Product Reviews from a Scientific Perspective

Wednesday, January 12, 2011

Clear Care - Hydrogen Peroxide Lens Cleaner Part I

How does Clear Care work? Does Clear Care work?
Note: By using the information presented in this blog, you agree to the terms described in the post entitled "Mission Statement and Disclaimer." Basically, you can't sue.
Clear Care

The packaging, complete with basic directions.
How does Clear Care work?
Overview: Clear Care, by CIBA Vision, is a new lens cleaner solution. However, unlike most lens cleaner solutions, this uses hydrogen peroxide. The hydrogen peroxide presumably disinfects and removes protein from the lenses better than an enzymatic cleaner. Plus, the bubbling is really cool to watch.
Mechanics: There are really two main things that a lens cleaner does. First: disinfect it. Second: remove proteins.
Disinfecting the lens basically keeps your eye from becoming infected by bacteria or fungus. This is pretty important, and not always guaranteed, considering that Bausch & Lomb’s ReNu with MoistureLoc actually caused fungal infections, leading to a lawsuit from some 600 users.
Removing proteins from the lenses will keep your lenses “fresher” longer. These proteins naturally come from your eyes, and when they build up on your
lenses, will make them feel “thicker,” less flexible, dryer, and can even prevent oxygen from reaching your eye. Protein buildup on a lens is like caking your skin with mud. Your skin will be thicker, less flexible, dryer (because the mud will absorb any natural moisture from your skin), and your skin can’t breathe because its pores are being blocked up.
The way that Clear Care both disinfects and removes proteins is by using hydrogen peroxide. Hydrogen peroxide naturally breaks down into H2O and a single oxygen atom, called a free radical. Free radicals are really reactive, reacting with whatever organic molecule that’s nearby. Of course, by reacting, we mean that it destroys it. Think of a free radical as a spark that can light anything on fire.

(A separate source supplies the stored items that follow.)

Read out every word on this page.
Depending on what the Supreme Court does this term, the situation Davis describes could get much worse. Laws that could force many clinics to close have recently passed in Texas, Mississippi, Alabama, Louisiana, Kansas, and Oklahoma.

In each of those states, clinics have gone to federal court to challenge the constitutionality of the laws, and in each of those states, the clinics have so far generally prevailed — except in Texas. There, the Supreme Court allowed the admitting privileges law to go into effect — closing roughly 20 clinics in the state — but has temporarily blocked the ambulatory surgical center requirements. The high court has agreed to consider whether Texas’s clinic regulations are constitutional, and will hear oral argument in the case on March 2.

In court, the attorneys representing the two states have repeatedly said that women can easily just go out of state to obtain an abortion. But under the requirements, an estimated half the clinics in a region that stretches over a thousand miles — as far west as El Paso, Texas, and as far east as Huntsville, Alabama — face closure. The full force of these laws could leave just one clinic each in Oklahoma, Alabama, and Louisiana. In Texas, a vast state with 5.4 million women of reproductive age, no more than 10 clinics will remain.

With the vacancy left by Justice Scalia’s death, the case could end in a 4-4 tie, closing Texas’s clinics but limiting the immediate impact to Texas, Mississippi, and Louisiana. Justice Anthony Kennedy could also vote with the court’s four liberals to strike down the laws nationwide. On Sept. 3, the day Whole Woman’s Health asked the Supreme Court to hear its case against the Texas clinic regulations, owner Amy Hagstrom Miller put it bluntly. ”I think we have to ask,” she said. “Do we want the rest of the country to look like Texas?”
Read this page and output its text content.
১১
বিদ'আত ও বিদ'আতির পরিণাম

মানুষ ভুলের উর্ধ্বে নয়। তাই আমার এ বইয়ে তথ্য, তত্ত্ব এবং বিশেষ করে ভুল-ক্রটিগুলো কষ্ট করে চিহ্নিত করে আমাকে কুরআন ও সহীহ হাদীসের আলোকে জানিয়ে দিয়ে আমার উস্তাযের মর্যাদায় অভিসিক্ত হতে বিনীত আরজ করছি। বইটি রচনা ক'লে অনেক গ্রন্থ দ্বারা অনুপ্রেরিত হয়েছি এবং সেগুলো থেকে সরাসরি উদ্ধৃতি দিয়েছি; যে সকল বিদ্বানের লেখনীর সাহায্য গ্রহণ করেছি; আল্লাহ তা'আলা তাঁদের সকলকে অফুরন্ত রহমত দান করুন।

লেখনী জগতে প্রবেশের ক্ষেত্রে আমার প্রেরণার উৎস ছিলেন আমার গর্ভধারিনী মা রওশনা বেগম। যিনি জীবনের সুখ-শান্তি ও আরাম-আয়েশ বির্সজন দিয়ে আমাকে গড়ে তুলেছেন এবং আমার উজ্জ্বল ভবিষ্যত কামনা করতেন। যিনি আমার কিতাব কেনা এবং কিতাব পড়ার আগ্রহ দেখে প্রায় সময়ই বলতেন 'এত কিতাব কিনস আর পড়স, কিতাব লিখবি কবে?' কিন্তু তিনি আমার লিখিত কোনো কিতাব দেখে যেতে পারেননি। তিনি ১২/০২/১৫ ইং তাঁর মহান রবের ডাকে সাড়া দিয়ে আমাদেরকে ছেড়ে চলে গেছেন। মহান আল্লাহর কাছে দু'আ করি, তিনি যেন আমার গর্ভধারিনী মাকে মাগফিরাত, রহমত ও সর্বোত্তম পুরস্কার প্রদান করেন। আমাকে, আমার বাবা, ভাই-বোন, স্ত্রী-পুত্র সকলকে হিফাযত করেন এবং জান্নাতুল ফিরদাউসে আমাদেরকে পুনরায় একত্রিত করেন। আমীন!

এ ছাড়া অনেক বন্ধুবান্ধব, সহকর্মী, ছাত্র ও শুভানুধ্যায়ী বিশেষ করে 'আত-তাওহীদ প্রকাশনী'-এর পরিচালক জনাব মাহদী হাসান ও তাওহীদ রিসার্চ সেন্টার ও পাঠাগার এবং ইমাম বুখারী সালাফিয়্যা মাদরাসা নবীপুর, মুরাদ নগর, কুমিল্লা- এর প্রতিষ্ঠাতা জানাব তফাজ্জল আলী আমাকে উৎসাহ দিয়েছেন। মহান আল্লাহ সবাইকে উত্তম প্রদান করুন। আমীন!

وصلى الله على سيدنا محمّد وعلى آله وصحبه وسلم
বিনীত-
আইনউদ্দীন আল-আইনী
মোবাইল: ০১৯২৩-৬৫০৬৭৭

This means that the hydrogen peroxide can destroy most, if not all, germs and bacteria and fungi that surround the lenses. Basically, a bacteria or fungus cell has a skin. And like us, if you destroy that skin, you destroy the life of that germ. Its contents spill out, and the insides get destroyed. The only way a germ can cause trouble is by reproducing, because when it makes more of itself, there are more germs, which can release even more waste (just like us, any living organisms “poops”). But when we destroy the skin of a germ, the insides spill out and can’t work together, kind of like if you dismantle the pieces of your computer it’ll stop working.
I wish I could claim that I had my little four year old draw this, but alas, it is indeed my crappy little drawing.
So the hydrogen peroxide does a great job in disinfecting, but what about removing proteins? Well, it’s not as great as disinfecting. It turns out that punching holes in the skin of a huge bacteria cell is a lot easier than destroying a much smaller protein molecule. It’s as if you have a bag of popcorn (the cell), compared to a single popcorn (the proteins). Sure, it’s easy to rip a hole somewhere in the bag, but it’s harder to rip apart every single popcorn piece. Especially when those popcorn pieces are stuck into your carpet (the surface of the lens).
Still, the company claims that the “bubbling action removes protein, dirt and build-up.” So basically, as the little bubbles float up, they’ll kind of rub against the surface of the lens, pushing away the proteins.
The metal catalyst just makes the reaction go fast enough. Normally, if you just put your lens in a bottle of hydrogen peroxide solution, there won’t be much bubbling. If you watch the lens case closely, most of the bubbles being produced are from the metal catalyst. The metal catalyst doesn’t cause the hydrogen peroxide to break down into water and oxygen, but it does make it go much faster. A process that could take days or even weeks to finish is done in less than six hours, keeping the cleaning process merely overnight. 

Most Clear Care packages contain two bottles of solution. I'd buy this over the single one simply to save money, and save the environment extra lens cases. Click on the picture to purchase online.

Click on the picture above to purchase directly at K-mart. 
Alternatively, you might be able to find this product here, unlike the local CVS and other chain drug stores. These vendors give pretty huge discounts, and often (but not always) free shipping.

Be sure to check out Part II of this topic


  1. Hydrogen peroxide solutions are the only way to kill Acanthamoeba, which led to the recall of Complete contact lens solution back in 2007.

    Multipurpose solutions simply do not work against Acanthamoeba, probably because the cyst form renders it resistant to many chemicals. Because peroxide solutions work by oxidation, though, it can break down the cysts.